Anticholinergic effects (ie, dry mouth, constipation, dizziness, blurred vision, urinary retention); renal function; hepatic function; signs/symptoms angioedema or heat intolerance.
Fesoterodine acts as a prodrug and is converted to an active metabolite, 5-hydroxymethyl tolterodine (5-HMT); 5-HMT is responsible for fesoterodine’s antimuscarinic activity and acts as a competitive antagonist of muscarinic receptors.
Urinary bladder contractions are mediated by muscarinic receptors; fesoterodine inhibits the receptors in the bladder preventing symptoms of urgency and frequency.

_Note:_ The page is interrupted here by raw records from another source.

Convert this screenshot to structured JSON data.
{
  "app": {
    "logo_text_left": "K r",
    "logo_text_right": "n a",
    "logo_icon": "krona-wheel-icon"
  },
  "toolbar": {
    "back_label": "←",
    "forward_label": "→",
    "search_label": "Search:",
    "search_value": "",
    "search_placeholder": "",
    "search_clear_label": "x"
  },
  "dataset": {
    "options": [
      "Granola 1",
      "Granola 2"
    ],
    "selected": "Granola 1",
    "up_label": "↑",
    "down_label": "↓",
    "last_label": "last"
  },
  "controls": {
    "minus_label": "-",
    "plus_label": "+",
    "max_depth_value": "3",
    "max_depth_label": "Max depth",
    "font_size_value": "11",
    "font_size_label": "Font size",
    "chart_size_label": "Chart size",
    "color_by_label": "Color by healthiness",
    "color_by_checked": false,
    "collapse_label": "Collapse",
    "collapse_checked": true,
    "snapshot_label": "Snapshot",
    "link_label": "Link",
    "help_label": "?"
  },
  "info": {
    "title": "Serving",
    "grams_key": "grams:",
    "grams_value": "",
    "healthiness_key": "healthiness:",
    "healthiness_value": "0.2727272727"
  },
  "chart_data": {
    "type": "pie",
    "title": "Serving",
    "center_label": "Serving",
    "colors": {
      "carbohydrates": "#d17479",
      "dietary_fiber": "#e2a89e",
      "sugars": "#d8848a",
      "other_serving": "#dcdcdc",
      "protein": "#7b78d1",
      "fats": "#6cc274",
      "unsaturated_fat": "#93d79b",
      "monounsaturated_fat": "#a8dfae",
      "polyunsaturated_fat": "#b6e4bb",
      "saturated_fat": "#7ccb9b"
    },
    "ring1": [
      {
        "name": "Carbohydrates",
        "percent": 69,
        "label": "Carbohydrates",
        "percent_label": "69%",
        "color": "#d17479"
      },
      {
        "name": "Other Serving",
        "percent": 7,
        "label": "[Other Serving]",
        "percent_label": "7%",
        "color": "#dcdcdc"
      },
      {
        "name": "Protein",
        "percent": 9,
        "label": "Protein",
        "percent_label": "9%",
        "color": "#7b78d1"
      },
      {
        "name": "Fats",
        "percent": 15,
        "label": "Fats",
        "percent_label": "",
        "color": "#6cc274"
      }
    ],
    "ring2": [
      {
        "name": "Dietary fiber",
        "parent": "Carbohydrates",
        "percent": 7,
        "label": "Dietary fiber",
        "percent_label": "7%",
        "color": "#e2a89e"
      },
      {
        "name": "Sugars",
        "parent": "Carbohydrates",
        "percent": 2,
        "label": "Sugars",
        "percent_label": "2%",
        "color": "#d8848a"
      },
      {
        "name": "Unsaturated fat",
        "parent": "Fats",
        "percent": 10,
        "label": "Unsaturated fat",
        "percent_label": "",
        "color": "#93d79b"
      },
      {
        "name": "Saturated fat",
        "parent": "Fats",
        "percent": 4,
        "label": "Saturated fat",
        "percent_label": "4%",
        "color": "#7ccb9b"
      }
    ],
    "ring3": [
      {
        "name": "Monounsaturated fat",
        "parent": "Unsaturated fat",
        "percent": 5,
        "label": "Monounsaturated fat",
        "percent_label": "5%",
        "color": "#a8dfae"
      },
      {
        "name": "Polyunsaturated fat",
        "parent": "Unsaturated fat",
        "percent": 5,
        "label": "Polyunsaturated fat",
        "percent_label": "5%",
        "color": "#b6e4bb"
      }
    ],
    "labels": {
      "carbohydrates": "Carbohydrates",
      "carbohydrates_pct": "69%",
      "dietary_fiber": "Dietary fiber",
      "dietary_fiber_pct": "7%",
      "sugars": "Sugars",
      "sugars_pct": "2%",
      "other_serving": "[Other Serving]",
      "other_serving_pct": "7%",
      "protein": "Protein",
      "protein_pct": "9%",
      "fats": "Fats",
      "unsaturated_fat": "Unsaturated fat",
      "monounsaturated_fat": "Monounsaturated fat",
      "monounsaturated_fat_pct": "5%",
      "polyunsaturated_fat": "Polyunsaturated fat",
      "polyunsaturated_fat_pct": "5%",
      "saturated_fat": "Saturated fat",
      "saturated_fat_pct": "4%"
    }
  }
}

Absorption: Well absorbed.
Distribution: 5-HMT:
Children ≥6 years and Adolescents ≤17 years (weighing ≥35 kg): Oral: 68 L.
Adults: IV: Vd: 169 L.
Protein binding: 5-HMT: ~50% (primarily to albumin and alpha1-acid glycoprotein).
Metabolism: Fesoterodine is rapidly and extensively metabolized to its active metabolite (5-hydroxymethyl tolterodine; 5-HMT) by nonspecific esterases; 5-HMT is further metabolized via CYP2D6 and CYP3A4 to inactive metabolites.
Bioavailability: 5-HMT: 52%.
Half-life elimination:
Children ≥6 years and Adolescents ≤17 years (weighing ≥35 kg): 7.73 hours.
Adults: ~7 hours.
Time to peak, plasma: 5-HMT: Cmax ~2-fold higher in poor CYP2D6 metabolizers.
Children ≥6 years and Adolescents ≤17 years (weighing ≥35 kg): 2.55 hours.
Adults: Median: ~5 hours.
Excretion: Urine (~70%; 16% as 5-HMT, ~53% as inactive metabolites); feces (7%).
Altered kidney function: Plasma concentrations of the active metabolite are increased in patients with renal impairment.
Hepatic function impairment: Plasma concentrations of the active metabolite are increased in patients with hepatic impairment.